Cevap vermek için kürsüye çıkan CHP’li Başbakan Dr. Refik Saydam, Struma Faciası üzerine o meşhur sözünü bu sırada söyledi:
“Türkiye, başkaları tarafından arzu edilmeyen insanlara melce olamaz. Türkiye başkaları tarafından arzu edilmeyen insanlar için vatan hizmeti göremez. Bizim tuttuğumuz yol budur. Kendilerini bu sebepten İstanbul’da alıkoyamadık. Çok yazık ki bir kazaya kurban gittiler.”
4 Mayıs 1942 günü Başbakan Refik Saydam, Anadolu Ajansı Genel Müdürü Muvaffak Menemencioğlu’nu çağırıp “Ajans meselesinin halledileceğini” bildirdi.
Türk olmayan bütün memurların işine son vermek gerektiğini söyledi ve bizzat bir liste verdi. Bu listeyle Türkiye Cumhuriyeti vatandaşı olan Musevi, Ermeni ve “dönme” (Sabetaycı) olduğu tespit edilen 26 ajans çalışanının işine son verildi.
Anadolu Ajansı‘ndan kovulanlardan 13’ünün isimleri şöyleydi: Jean Benda, Ferda İlkgelen, Etval Akşiyote, Dinah Tadıhan, Eugenie Naon, Esther Karbel, Vitalis, Benda, Sarah Nahmiyas, Raşel, Silvia, Mahcubyan ve Rozet Avigdor…
Tasfiyeye öncülük eden Ziya Gevher Etili, bir süre sonra Anadolu Ajansı’nın genel müdürü oldu.”
1942 yılında Anadolu Ajansı’ndan kovulan bu isimlerden en az yedi tanesi şüphesiz Yahudi. Yahudi oldukları için kovulan bu kişilerin sonraki kariyerlerini bilmiyoruz.
Bir defa gayrimüslimlerden temizlendikten sonra AA’ya başka hiçbir azınlığın alınmamasıyla kurum tamamen Türk olarak muhafaza edildi. Yakın zamanda vefat eden duayen gazeteci Sami Kohen, kariyerinin başında Anadolu Ajansı’yla olan iletişimini Rita Ender’e şöyle anlatıyor:
O dönem çok iş aradım. Mesela Anadolu Ajansı ilan vermişti.
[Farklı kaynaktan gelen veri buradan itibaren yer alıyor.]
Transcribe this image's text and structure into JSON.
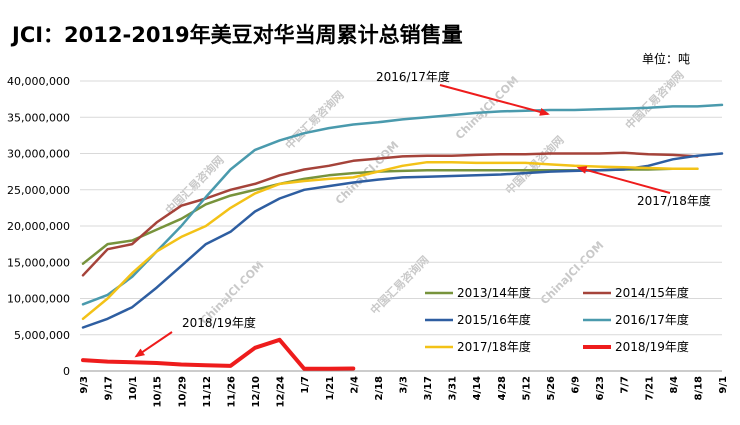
{
  "chart_data": {
    "type": "line",
    "title": "JCI：2012-2019年美豆对华当周累计总销售量",
    "unit_label": "单位：吨",
    "ylim": [
      0,
      40000000
    ],
    "y_ticks": [
      "0",
      "5,000,000",
      "10,000,000",
      "15,000,000",
      "20,000,000",
      "25,000,000",
      "30,000,000",
      "35,000,000",
      "40,000,000"
    ],
    "y_tick_values": [
      0,
      5000000,
      10000000,
      15000000,
      20000000,
      25000000,
      30000000,
      35000000,
      40000000
    ],
    "categories": [
      "9/3",
      "9/17",
      "10/1",
      "10/15",
      "10/29",
      "11/12",
      "11/26",
      "12/10",
      "12/24",
      "1/7",
      "1/21",
      "2/4",
      "2/18",
      "3/3",
      "3/17",
      "3/31",
      "4/14",
      "4/28",
      "5/12",
      "5/26",
      "6/9",
      "6/23",
      "7/7",
      "7/21",
      "8/4",
      "8/18",
      "9/1"
    ],
    "grid": true,
    "series": [
      {
        "name": "2013/14年度",
        "color": "#77933c",
        "width": 2.5,
        "values": [
          14800000,
          17500000,
          18000000,
          19500000,
          21000000,
          23000000,
          24200000,
          25000000,
          25800000,
          26500000,
          27000000,
          27300000,
          27500000,
          27600000,
          27700000,
          27700000,
          27700000,
          27700000,
          27700000,
          27700000,
          27700000,
          27700000,
          27800000,
          27800000,
          27900000,
          27900000,
          null
        ]
      },
      {
        "name": "2014/15年度",
        "color": "#a5433a",
        "width": 2.5,
        "values": [
          13200000,
          16800000,
          17500000,
          20500000,
          22800000,
          23800000,
          25000000,
          25800000,
          27000000,
          27800000,
          28300000,
          29000000,
          29300000,
          29600000,
          29700000,
          29700000,
          29800000,
          29900000,
          29900000,
          30000000,
          30000000,
          30000000,
          30100000,
          29900000,
          29800000,
          29600000,
          null
        ]
      },
      {
        "name": "2015/16年度",
        "color": "#2e5ea1",
        "width": 2.5,
        "values": [
          6000000,
          7200000,
          8800000,
          11500000,
          14500000,
          17500000,
          19200000,
          22000000,
          23800000,
          25000000,
          25500000,
          26000000,
          26400000,
          26700000,
          26800000,
          26900000,
          27000000,
          27100000,
          27300000,
          27500000,
          27600000,
          27700000,
          27800000,
          28300000,
          29200000,
          29700000,
          30000000
        ]
      },
      {
        "name": "2016/17年度",
        "color": "#4a9aad",
        "width": 2.5,
        "values": [
          9200000,
          10500000,
          13000000,
          16500000,
          20000000,
          24000000,
          27800000,
          30500000,
          31800000,
          32800000,
          33500000,
          34000000,
          34300000,
          34700000,
          35000000,
          35300000,
          35600000,
          35800000,
          35900000,
          36000000,
          36000000,
          36100000,
          36200000,
          36300000,
          36500000,
          36500000,
          36700000
        ]
      },
      {
        "name": "2017/18年度",
        "color": "#f3c217",
        "width": 2.5,
        "values": [
          7200000,
          10000000,
          13500000,
          16500000,
          18500000,
          20000000,
          22500000,
          24500000,
          25800000,
          26200000,
          26500000,
          26700000,
          27500000,
          28300000,
          28800000,
          28800000,
          28700000,
          28700000,
          28700000,
          28500000,
          28300000,
          28200000,
          28100000,
          28000000,
          27900000,
          27900000,
          null
        ]
      },
      {
        "name": "2018/19年度",
        "color": "#ee1c1c",
        "width": 4,
        "values": [
          1500000,
          1300000,
          1200000,
          1100000,
          900000,
          800000,
          700000,
          3200000,
          4300000,
          300000,
          300000,
          350000,
          null,
          null,
          null,
          null,
          null,
          null,
          null,
          null,
          null,
          null,
          null,
          null,
          null,
          null,
          null
        ]
      }
    ],
    "annotations": [
      {
        "text": "2016/17年度",
        "series": "2016/17年度"
      },
      {
        "text": "2017/18年度",
        "series": "2017/18年度"
      },
      {
        "text": "2018/19年度",
        "series": "2018/19年度"
      }
    ],
    "legend_placement": "bottom-right, inside plot (3 rows × 2 columns)",
    "watermark": [
      "中国汇易咨询网",
      "ChinaJCI.COM"
    ]
  }
}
Lisan bilen birini arıyorlardı. Gittim görüşmeye, adamlar “Harika” dediler. Sonra Ankara’dan “Yok, gayrimüslim olmaz” cevabı geldi. Vatan gazetesi daha uygun görünüyordu; Ahmet Emin Yalman vardı, o da dönme, halden anlar vs. Benimle ilgilendi. Fakat gazetenin sahibi olduğundan, beni başkalarına havale etti, onlar da ‘Kohen’i duyunca pas geçtiler. Yani, hangi kapıyı çalsam…
İşe almada antisemitizm bu alıntıdan görüldüğü gibi AA’ya has bir durum değildi. Ancak bir kamu kuruluşu olan AA’daki ayrımcılık birtakım patronun nefretinden ziyade merkezi bir siyasi kararın sonucuydu.